Emulating Python's zip function with variadic input

Hello, first post here, and I'm quite new to Racket. I searched the above question in previous answers but didn't find anything.

What I'm trying to achieve: basically a for/list with a variadic input.

Example:

(define (a '(1 2 3)))
(define (b '("x" "y")))
(define (zip . rest)
    ...)
> ((1 "x") (2 "y"))

But with a variable amount of inputs.

I've tried rolling my own recursive functions that emulate for/list and seeing if map or apply could help, but none seem to work.

I'm sure there's a package out there that can solve my problem, but I'd like to figure this out.

Feel free to correct me on any posting mistakes I may have made

#lang racket

#; {∀ (X ...) [Listof X] ... -> [Listof [Listof X]]}
(define (zip . rest)
  (cond
    [(ormap empty? rest) '()]
    [else (cons (map first rest) (apply zip (map cdr rest)))]))

(module+ test
  (require rackunit)

  (define a '(1 2 3))
  (define b '("x" "y"))
  (define expected '((1 "x") (2 "y")))
  (check-equal? (zip a b) expected))

It would be easier to give suggestions if you could share some of your non-working attempts, so we could suggest changes for you to consider.

Since you mentioned apply, one thing I noticed when working out a solution for myself was that the somewhat “magic” way multiple arguments are transformed into a list adds an extra dimension to think about. It might simplify things to break down the problem this way:

(define (zip . rest)
  (zip-list-of-lists rest))
(define (zip-list-of-lists list-of-lists)
  ...)

It would be easier to give suggestions if you could share some of your non-working attempts, so we could suggest changes for you to consider.
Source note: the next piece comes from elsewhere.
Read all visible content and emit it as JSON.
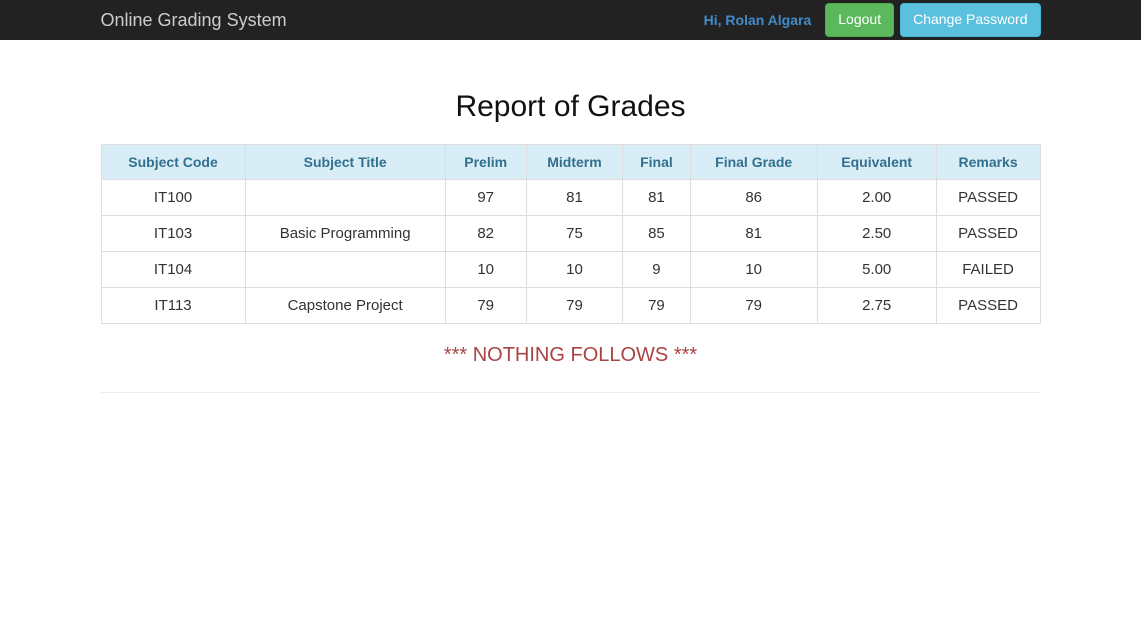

Having come from imperative langugages I started using the for loops when I couldn't figure out the apply with recursion. Here's the non working imperative version. for/list was really close to what I wanted so I figured I could somehow inject what I needed into it.

(define (variadic2 . in)
  (define out empty)
  (for ([z (in-range (length (car in)))])
    (for ([x (in-range (length in))])
      (append (list (list-ref (list-ref in x) z)) out )))
  out)

I deleted my recursive attempts, but will try again.
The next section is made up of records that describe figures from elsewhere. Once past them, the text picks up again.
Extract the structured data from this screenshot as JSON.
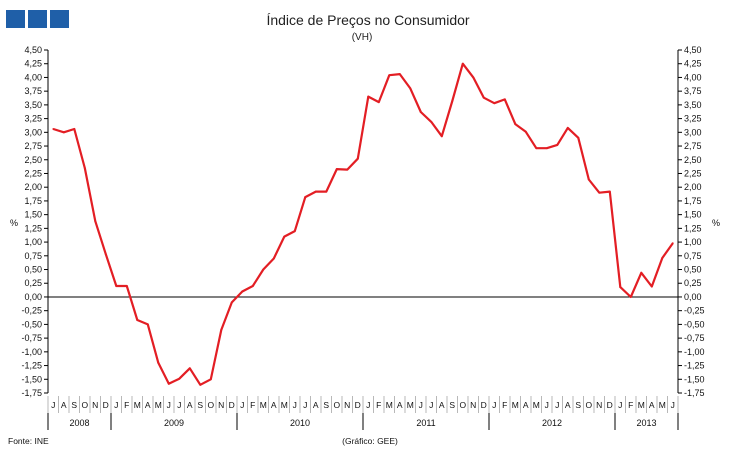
{
  "logo": {
    "icon": "ine-logo-squares",
    "color": "#1f5fa8"
  },
  "chart_data": {
    "type": "line",
    "title": "Índice de Preços no Consumidor",
    "subtitle": "(VH)",
    "ylabel_left": "%",
    "ylabel_right": "%",
    "ylim": [
      -1.75,
      4.5
    ],
    "ytick_step": 0.25,
    "y_ticks": [
      "4,50",
      "4,25",
      "4,00",
      "3,75",
      "3,50",
      "3,25",
      "3,00",
      "2,75",
      "2,50",
      "2,25",
      "2,00",
      "1,75",
      "1,50",
      "1,25",
      "1,00",
      "0,75",
      "0,50",
      "0,25",
      "0,00",
      "-0,25",
      "-0,50",
      "-0,75",
      "-1,00",
      "-1,25",
      "-1,50",
      "-1,75"
    ],
    "months": [
      "J",
      "A",
      "S",
      "O",
      "N",
      "D",
      "J",
      "F",
      "M",
      "A",
      "M",
      "J",
      "J",
      "A",
      "S",
      "O",
      "N",
      "D",
      "J",
      "F",
      "M",
      "A",
      "M",
      "J",
      "J",
      "A",
      "S",
      "O",
      "N",
      "D",
      "J",
      "F",
      "M",
      "A",
      "M",
      "J",
      "J",
      "A",
      "S",
      "O",
      "N",
      "D",
      "J",
      "F",
      "M",
      "A",
      "M",
      "J",
      "J",
      "A",
      "S",
      "O",
      "N",
      "D",
      "J",
      "F",
      "M",
      "A",
      "M",
      "J"
    ],
    "years": [
      {
        "label": "2008",
        "start": 0,
        "end": 5
      },
      {
        "label": "2009",
        "start": 6,
        "end": 17
      },
      {
        "label": "2010",
        "start": 18,
        "end": 29
      },
      {
        "label": "2011",
        "start": 30,
        "end": 41
      },
      {
        "label": "2012",
        "start": 42,
        "end": 53
      },
      {
        "label": "2013",
        "start": 54,
        "end": 59
      }
    ],
    "series": [
      {
        "name": "IPC (VH)",
        "color": "#e31e24",
        "values": [
          3.06,
          3.0,
          3.06,
          2.35,
          1.38,
          0.78,
          0.2,
          0.2,
          -0.42,
          -0.5,
          -1.2,
          -1.58,
          -1.49,
          -1.3,
          -1.6,
          -1.5,
          -0.6,
          -0.1,
          0.1,
          0.2,
          0.5,
          0.7,
          1.1,
          1.2,
          1.82,
          1.92,
          1.92,
          2.33,
          2.32,
          2.52,
          3.65,
          3.55,
          4.04,
          4.06,
          3.8,
          3.37,
          3.19,
          2.93,
          3.57,
          4.25,
          4.0,
          3.63,
          3.53,
          3.6,
          3.15,
          3.01,
          2.71,
          2.71,
          2.77,
          3.08,
          2.9,
          2.14,
          1.9,
          1.92,
          0.18,
          0.0,
          0.44,
          0.19,
          0.71,
          0.98
        ]
      }
    ],
    "source_label": "Fonte: INE",
    "credit_label": "(Gráfico: GEE)"
  }
}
Thank you for the lead-up bite to think about.

One problem with this code is that Racket's append is very different from Python's append. In Python, x.append(y) mutates list x by inserting the contents of list y at the end, returning None. In Racket, lists are immutable, and (append x y) returns a new list containing the contents of x followed by the contents of y: it is a pure function, with no side-effects. That means your variadic2 will always return the initial out, i.e. empty: the for loops are just dead code.

Everyone in this thread has stumbled over this irritating difference! From an old mailing-list thread, Python's append vs Racket's append and helping novices understand the implications:

Another thing to note is that list-ref is often a sign of poorly structured code, because lists are not random-access: list-ref must traverse from the beginning, taking O(n) time. That's all the more true when used in a pattern like:

(for ([x (in-range (length in))])
  ... (list-ref in x) ...)

which could be written instead as:

(for ([v (in-list in)])
  ... v ...)

It makes your code clearer to directly iterate through the elements of a sequence, rather than accessing them indirectly through an index, and in many cases it will perform better, too.

If you want a data structure that works more like Python lists, take a look at racket/treelist.